Penentuan awal bulan dengan hisab dimulai sejak kaum muslimin mengenal astronomi, yaitu pada zaman Tabiin Besar yang dilakukan oleh mazhab Mutraf ibn Syuhair seperti dinyatakan oleh Ibnu Rusyd dalam kitabnya Bidayah al-Mujtahid juz 1 halaman 196.
Dalam kitab itu disebutkan: “Bila hilal sulit diobservasi maka yang dipegangi ialah hasil hisab, yang merupakan hasil perhitungan peredaran bulan dan matahari. Landasan dari hisab ini ialah firman Allah surat Yunus ayat 5:
"Dia-lah yang menjadikan matahari bersinar dan bulan bercahaya dan ditetapkan-Nya manzilah-manzilah (tempat-tempat) bagi perjalanan bulan itu, supaya kamu mengetahui bilangan tahun dan perhitungan (waktu) ..."
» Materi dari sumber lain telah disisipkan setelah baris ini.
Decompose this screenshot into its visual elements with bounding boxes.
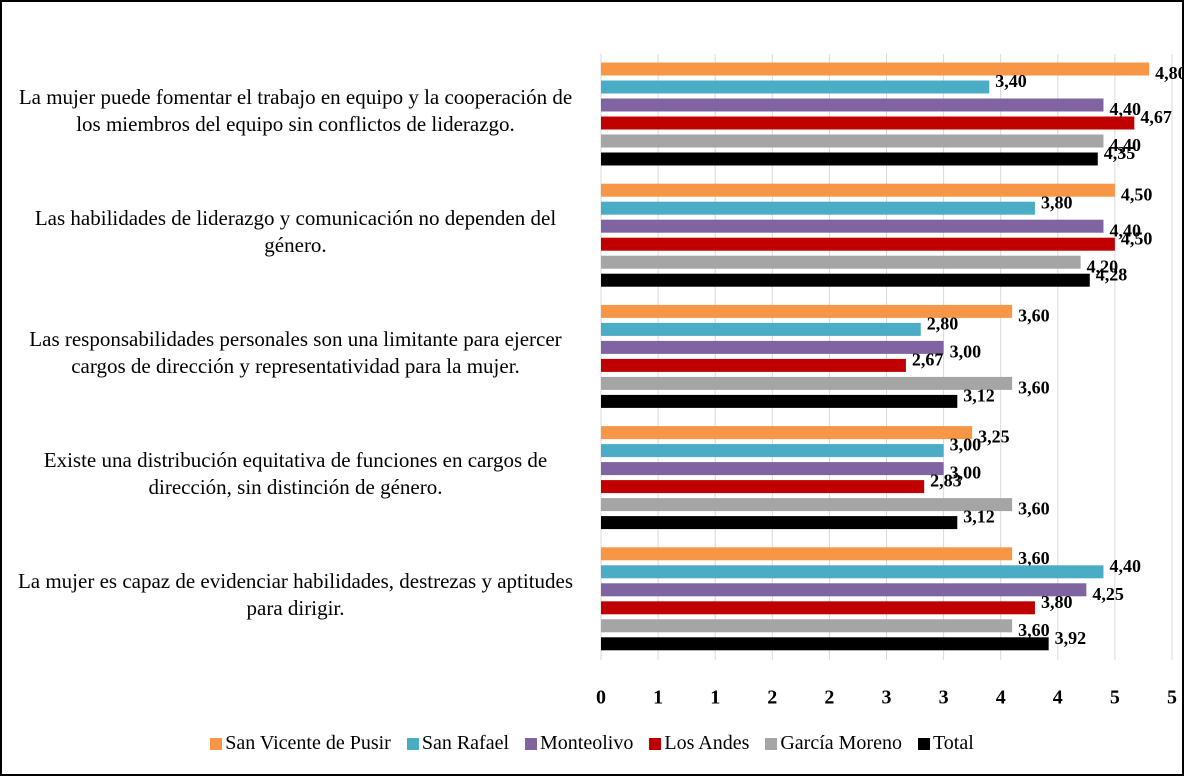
bar xyxy=(601,565,1104,579)
bar xyxy=(601,619,1013,633)
category-label: La mujer puede fomentar el trabajo en eq… xyxy=(18,84,573,136)
bar xyxy=(601,201,1035,215)
x-tick-label: 4 xyxy=(1053,687,1063,709)
value-label: 3,60 xyxy=(1018,548,1050,568)
legend-label: San Rafael xyxy=(421,732,510,754)
legend-item: Total xyxy=(917,732,974,755)
value-label: 3,12 xyxy=(963,507,995,527)
bar xyxy=(601,340,944,354)
x-tick-label: 0 xyxy=(596,687,606,709)
legend-item: Los Andes xyxy=(649,732,749,755)
value-label: 3,60 xyxy=(1018,306,1050,326)
legend-swatch xyxy=(525,737,538,750)
bar xyxy=(601,480,925,494)
bar xyxy=(601,498,1013,512)
bar xyxy=(601,462,944,476)
bar xyxy=(601,134,1104,148)
x-tick-label: 1 xyxy=(710,687,720,709)
value-label: 3,00 xyxy=(950,435,982,455)
bar xyxy=(601,116,1135,130)
legend-item: García Moreno xyxy=(765,732,902,755)
bar xyxy=(601,152,1098,166)
bar xyxy=(601,426,973,440)
bar xyxy=(601,394,958,408)
value-label: 4,25 xyxy=(1092,584,1124,604)
bar xyxy=(601,547,1013,561)
value-label: 4,40 xyxy=(1109,99,1141,119)
value-label: 4,40 xyxy=(1109,220,1141,240)
value-label: 3,80 xyxy=(1041,592,1073,612)
value-label: 3,60 xyxy=(1018,620,1050,640)
x-tick-label: 2 xyxy=(824,687,834,709)
bar xyxy=(601,322,921,336)
value-label: 3,12 xyxy=(963,386,995,406)
bar xyxy=(601,62,1150,76)
category-label: Las responsabilidades personales son una… xyxy=(29,327,562,378)
value-label: 3,80 xyxy=(1041,192,1073,212)
bar xyxy=(601,80,990,94)
legend-swatch xyxy=(210,737,223,750)
value-label: 4,28 xyxy=(1096,264,1128,284)
value-label: 3,00 xyxy=(950,342,982,362)
value-label: 4,80 xyxy=(1155,63,1182,83)
value-label: 4,40 xyxy=(1109,556,1141,576)
legend-item: San Vicente de Pusir xyxy=(210,732,391,755)
value-label: 4,50 xyxy=(1121,228,1153,248)
bar xyxy=(601,358,906,372)
category-label: La mujer es capaz de evidenciar habilida… xyxy=(17,569,574,621)
legend: San Vicente de Pusir San Rafael Monteolivo… xyxy=(2,732,1182,755)
bar xyxy=(601,601,1035,615)
x-tick-label: 5 xyxy=(1167,687,1177,709)
bar xyxy=(601,376,1013,390)
value-label: 3,00 xyxy=(950,463,982,483)
x-tick-label: 5 xyxy=(1110,687,1120,709)
value-label: 2,67 xyxy=(912,350,944,370)
bar xyxy=(601,304,1013,318)
value-label: 4,20 xyxy=(1087,256,1119,276)
bar xyxy=(601,444,944,458)
value-label: 2,83 xyxy=(930,471,962,491)
legend-item: San Rafael xyxy=(406,732,510,755)
value-label: 3,60 xyxy=(1018,499,1050,519)
value-label: 4,40 xyxy=(1109,135,1141,155)
category-label: Existe una distribución equitativa de fu… xyxy=(43,448,548,500)
legend-label: Monteolivo xyxy=(540,732,634,754)
bar xyxy=(601,219,1104,233)
legend-swatch xyxy=(917,737,930,750)
value-label: 3,40 xyxy=(995,71,1027,91)
category-label: Las habilidades de liderazgo y comunicac… xyxy=(34,205,557,257)
legend-label: Los Andes xyxy=(664,732,750,754)
bar xyxy=(601,98,1104,112)
value-label: 4,50 xyxy=(1121,184,1153,204)
legend-label: García Moreno xyxy=(780,732,902,754)
bar xyxy=(601,583,1087,597)
bar xyxy=(601,273,1090,287)
value-label: 3,60 xyxy=(1018,378,1050,398)
value-label: 4,67 xyxy=(1140,107,1172,127)
legend-swatch xyxy=(406,737,419,750)
bar xyxy=(601,183,1115,197)
x-tick-label: 3 xyxy=(882,687,892,709)
x-tick-label: 1 xyxy=(653,687,663,709)
bar xyxy=(601,255,1081,269)
legend-swatch xyxy=(765,737,778,750)
bar xyxy=(601,516,958,530)
legend-item: Monteolivo xyxy=(525,732,633,755)
x-tick-label: 2 xyxy=(767,687,777,709)
value-label: 3,92 xyxy=(1055,628,1087,648)
value-label: 2,80 xyxy=(927,314,959,334)
bar xyxy=(601,237,1115,251)
legend-label: Total xyxy=(932,732,974,754)
x-tick-label: 3 xyxy=(939,687,949,709)
legend-label: San Vicente de Pusir xyxy=(225,732,391,754)
x-tick-label: 4 xyxy=(996,687,1006,709)
legend-swatch xyxy=(649,737,662,750)
bar xyxy=(601,637,1049,651)
value-label: 4,35 xyxy=(1104,143,1136,163)
value-label: 3,25 xyxy=(978,427,1010,447)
Bila perhitungan hisab didasarkan kepada sistem dan metode yang akurat, hasilnya tidak akan berbeda. Kalaupun ada, hanyalah pada menit dan detik saja.
Hal itu disebabkan karena pembulatan bilangan di belakang koma. Sewaktu-waktu perbedaan itu dapat dikontrol melalui tabel-tabel dan rumus yang dipergunakan.
Hasil perhitungan hisab yang didasarkan kepada perhitungan yang akurat itu sudah diuji kebenarannya melalui teori-teori dan observasi, sehingga hasilnya sudah meyakinkan.
Sistem dan metode hisab yang dipergunakan oleh Muhammadiyah didasarkan pada kitab Hisab Urfi dan Haqiqy yang disusun KH KRT Wardan Diponingrat dan dikembangkan dengan sistem dan metode Newcomb, Brauwn, Jean Meus dan teori-teori astronorni modern yang lain.
Metode yang dikembangkan oleh Ulug Beik as-Samarkandi itu bersumber pada Ptolomeus yang menyusun kitab Tabril Majesti. Kitab itu sudah ditinggalkan orang karena masih menganut teori geosentris. Sekarang orang sudah memegangi heliosentris.
Hasil hisab yang dijadikan pegangan pada saat hilal sulit diobservir adalah sah berdasarkan firman Allah dalam surat Yunus ayat 5 di atas dan sabda Nabi shallallahu alaihi wa sallam yang diriwayatkan al-Bukhari, Muslim, an-Nasai dan Ibnu Majah, "Bila bulan itu terhalang untuk dirukyat kadarkanlah."
Ada ucapan Imam as-Syafi’i bahwa siapa saja yang berhari raya lebih dahulu supaya bersalat Idulfitri secara diam-diam, tidak dilaksanakan secara frontal.
Menurut Muhammadiyah, ucapan ini merupakan kebijakan Imam as-Syafi’i sebagai imam dari para pengikutnya. Tetapi Muhammadiyah berpegang pada kaidah yang telah ditetapkan dalam muktamar dan sudah berjalan bertahun-tahun. Jadi tidak ada keharusan merubah kaedahnya selama belum diadakan perubahan.